La mort de Madame de Boissy, qui devait servir de mère à cette petite baronne de treize ans, survenant presque aussitôt après le mariage, va nécessiter la venue de la sainte à Annecy. Inspirée par la volonté divine, elle saura trouver les paroles qui obtiendront de ses deux pères, et de son frère même, l’archevêque de Bourges – dont la résistance n’est pas la moins grande – qu’ils cessent de la disputer à Dieu. M. de Frémyot se charge de l’éducation du fils, Celse-Bénigne, âgé de quinze ans et à qui déjà ne pouvait plus suffire la seule instruction donnée par sa mère. Pour Françoise et Charlotte, il est décidé que Mme de Chantal les prend avec elle, lorsque Dieu, qui trouve peut-être le sacrifice trop lent, fait un ange de la petite Charlotte, ange déjà sur la terre, en qui sa mère avait mis de très pures espérances.

L’arrachement de Mme de Chantal à ses vieux pères, à cette petite tombe toute fraîche, à son fils qui se couche en travers de la porte et dont elle doit enjamber le corps, à ses pauvres dont « l’escadron lamentable » déchire l’air de ses cris, est presque aussi cruel et lui coûte les mêmes déluges de larmes que le sacrifice qui lui a été demandé il y a neuf ans et dont la plaie saigne encore. Mais à peine a-t-elle franchi les portes de Dijon que, telle le Poverello d’Assise chantant nu dans la forêt d’hiver parce qu’il vient de rejeter tous les biens terrestres, l’allégresse de la liberté divine soulève son âme, et elle se met à chanter les psaumes de David.
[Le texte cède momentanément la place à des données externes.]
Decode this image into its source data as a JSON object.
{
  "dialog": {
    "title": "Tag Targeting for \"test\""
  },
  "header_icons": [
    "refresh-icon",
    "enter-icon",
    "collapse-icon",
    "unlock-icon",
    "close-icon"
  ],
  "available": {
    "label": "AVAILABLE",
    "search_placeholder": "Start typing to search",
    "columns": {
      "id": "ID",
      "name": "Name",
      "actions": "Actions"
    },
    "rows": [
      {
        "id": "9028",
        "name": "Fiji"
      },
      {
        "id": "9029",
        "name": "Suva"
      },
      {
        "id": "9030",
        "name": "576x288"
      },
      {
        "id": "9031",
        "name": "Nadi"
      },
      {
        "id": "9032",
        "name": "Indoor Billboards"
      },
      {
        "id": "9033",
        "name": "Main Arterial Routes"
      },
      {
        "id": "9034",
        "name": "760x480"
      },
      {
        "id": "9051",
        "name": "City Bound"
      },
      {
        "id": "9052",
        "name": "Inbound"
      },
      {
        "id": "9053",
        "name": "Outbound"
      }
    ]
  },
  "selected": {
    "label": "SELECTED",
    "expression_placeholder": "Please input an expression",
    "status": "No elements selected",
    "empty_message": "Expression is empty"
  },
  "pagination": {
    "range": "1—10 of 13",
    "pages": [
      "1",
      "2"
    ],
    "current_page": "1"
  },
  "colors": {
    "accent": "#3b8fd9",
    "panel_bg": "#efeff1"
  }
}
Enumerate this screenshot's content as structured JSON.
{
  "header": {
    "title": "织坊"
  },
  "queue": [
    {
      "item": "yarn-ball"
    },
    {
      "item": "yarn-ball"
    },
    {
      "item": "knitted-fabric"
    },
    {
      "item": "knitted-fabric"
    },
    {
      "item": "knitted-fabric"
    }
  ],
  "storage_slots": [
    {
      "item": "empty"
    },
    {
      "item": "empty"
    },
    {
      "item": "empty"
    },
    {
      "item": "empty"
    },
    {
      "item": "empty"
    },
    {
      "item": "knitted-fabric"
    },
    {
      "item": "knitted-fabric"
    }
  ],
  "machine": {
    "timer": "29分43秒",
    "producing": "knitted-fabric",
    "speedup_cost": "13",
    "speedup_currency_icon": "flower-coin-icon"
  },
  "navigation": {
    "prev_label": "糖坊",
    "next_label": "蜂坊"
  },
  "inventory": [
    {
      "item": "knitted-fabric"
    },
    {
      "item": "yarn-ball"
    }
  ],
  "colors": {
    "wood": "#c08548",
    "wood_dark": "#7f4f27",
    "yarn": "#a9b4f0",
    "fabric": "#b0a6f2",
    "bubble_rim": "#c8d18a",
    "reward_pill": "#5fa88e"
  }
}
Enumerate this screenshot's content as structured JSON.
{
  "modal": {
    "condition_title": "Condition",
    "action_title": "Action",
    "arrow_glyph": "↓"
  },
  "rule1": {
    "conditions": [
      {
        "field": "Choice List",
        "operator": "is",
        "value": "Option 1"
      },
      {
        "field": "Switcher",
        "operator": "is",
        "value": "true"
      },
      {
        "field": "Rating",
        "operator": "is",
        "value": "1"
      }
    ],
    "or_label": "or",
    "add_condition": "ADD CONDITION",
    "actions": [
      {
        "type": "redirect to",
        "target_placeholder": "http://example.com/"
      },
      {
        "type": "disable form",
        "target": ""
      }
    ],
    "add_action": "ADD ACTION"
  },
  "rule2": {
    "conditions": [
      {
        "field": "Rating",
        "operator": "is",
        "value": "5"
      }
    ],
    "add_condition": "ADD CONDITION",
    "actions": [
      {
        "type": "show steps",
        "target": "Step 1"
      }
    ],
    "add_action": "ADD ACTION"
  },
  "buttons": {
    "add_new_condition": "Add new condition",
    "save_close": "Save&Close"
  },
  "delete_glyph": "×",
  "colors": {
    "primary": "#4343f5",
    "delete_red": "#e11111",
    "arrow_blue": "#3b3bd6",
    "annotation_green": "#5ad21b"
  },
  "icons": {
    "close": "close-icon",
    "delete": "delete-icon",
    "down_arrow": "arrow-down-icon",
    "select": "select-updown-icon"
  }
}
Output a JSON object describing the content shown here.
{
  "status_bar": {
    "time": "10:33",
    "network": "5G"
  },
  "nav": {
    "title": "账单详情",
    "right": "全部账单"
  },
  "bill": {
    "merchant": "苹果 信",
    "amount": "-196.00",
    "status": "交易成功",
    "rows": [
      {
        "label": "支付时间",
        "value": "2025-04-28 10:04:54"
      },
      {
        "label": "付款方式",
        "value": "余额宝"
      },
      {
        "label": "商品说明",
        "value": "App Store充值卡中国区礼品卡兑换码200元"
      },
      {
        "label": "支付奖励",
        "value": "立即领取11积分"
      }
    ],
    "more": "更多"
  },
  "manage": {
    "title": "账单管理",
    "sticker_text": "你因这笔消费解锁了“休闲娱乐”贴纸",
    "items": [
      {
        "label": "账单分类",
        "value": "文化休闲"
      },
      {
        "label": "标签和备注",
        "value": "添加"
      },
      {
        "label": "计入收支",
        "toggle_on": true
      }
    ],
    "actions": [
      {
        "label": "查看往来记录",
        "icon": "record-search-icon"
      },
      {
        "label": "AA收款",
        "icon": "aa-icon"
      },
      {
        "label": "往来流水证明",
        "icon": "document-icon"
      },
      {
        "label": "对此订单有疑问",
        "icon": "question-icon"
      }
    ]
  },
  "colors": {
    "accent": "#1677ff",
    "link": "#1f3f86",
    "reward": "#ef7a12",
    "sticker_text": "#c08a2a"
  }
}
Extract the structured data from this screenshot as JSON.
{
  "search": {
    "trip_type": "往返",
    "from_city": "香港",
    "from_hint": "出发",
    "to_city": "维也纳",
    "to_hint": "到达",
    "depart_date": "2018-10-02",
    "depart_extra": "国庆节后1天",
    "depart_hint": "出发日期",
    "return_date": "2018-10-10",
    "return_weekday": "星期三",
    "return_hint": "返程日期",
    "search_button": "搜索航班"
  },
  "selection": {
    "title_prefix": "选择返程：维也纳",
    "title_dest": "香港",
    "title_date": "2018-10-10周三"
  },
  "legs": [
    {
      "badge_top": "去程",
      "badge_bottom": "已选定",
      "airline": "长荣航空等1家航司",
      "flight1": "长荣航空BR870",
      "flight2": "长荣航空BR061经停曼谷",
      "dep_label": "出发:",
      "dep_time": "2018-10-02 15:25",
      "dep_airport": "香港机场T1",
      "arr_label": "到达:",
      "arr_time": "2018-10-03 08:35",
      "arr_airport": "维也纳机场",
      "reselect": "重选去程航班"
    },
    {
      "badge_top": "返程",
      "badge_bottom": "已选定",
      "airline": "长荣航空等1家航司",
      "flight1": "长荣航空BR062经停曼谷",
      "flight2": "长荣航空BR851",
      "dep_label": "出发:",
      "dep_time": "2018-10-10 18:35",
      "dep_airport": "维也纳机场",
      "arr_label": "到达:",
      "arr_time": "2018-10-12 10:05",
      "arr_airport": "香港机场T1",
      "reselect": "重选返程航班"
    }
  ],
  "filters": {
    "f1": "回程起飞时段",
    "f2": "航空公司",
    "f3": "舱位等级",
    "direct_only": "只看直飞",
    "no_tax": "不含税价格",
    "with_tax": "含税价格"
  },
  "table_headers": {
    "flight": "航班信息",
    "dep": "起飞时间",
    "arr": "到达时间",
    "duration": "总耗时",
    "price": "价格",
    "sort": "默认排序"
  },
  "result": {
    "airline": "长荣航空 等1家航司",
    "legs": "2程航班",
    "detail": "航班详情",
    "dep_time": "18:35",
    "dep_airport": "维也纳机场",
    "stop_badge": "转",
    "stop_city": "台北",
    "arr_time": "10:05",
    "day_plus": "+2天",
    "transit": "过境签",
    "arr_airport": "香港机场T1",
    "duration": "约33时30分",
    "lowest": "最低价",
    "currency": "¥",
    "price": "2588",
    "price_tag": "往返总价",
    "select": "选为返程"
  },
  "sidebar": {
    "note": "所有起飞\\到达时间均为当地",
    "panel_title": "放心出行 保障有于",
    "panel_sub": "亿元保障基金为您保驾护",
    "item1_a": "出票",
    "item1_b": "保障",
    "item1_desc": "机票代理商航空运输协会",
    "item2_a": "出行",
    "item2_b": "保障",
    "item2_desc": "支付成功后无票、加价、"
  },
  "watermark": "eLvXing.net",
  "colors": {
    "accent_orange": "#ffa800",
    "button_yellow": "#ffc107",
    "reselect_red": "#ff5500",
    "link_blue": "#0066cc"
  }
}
Trois mois après son arrivée à Annecy, ayant mis ordre aux affaires de ses enfants, et leur ayant laissé tous ses biens, le six juin 1610, à la nuit, Mme de Chantal, accompagnée de Mlles Charlotte de Bréchard et Jacqueline Favre – toutes deux brebis de l’évêque de Genève résolues de se donner à Dieu sous la conduite de la sainte – menée par saint François et ses frères et suivie, malgré le secret qu’on avait voulu garder, d’une foule enthousiaste, entra dans une pauvre petite maison des faubourgs d’Annecy, pour s’y enfermer dans la prière et la pauvreté. Saint François de Sales, après avoir donné à celles qu’il appelait ses trois colombes un abrégé de leurs règlements et sa bénédiction, les laissa seules avec la sœur tourière Anne-Jacqueline Coste, dénuées à ce point de tout bien temporel « que s’il leur fût arrivé quelque chose la nuit, elles n’avaient pas de quoi allumer un bout de chandelle », et ne durent qu’à la charité leur repas du lendemain. Mais elles étaient pourvues de « cette entière démission et soumission d’esprit » et de cet engloutissement en l’amour de Dieu qui devaient être désormais la richesse immortelle des filles de sainte Jeanne de Chantal.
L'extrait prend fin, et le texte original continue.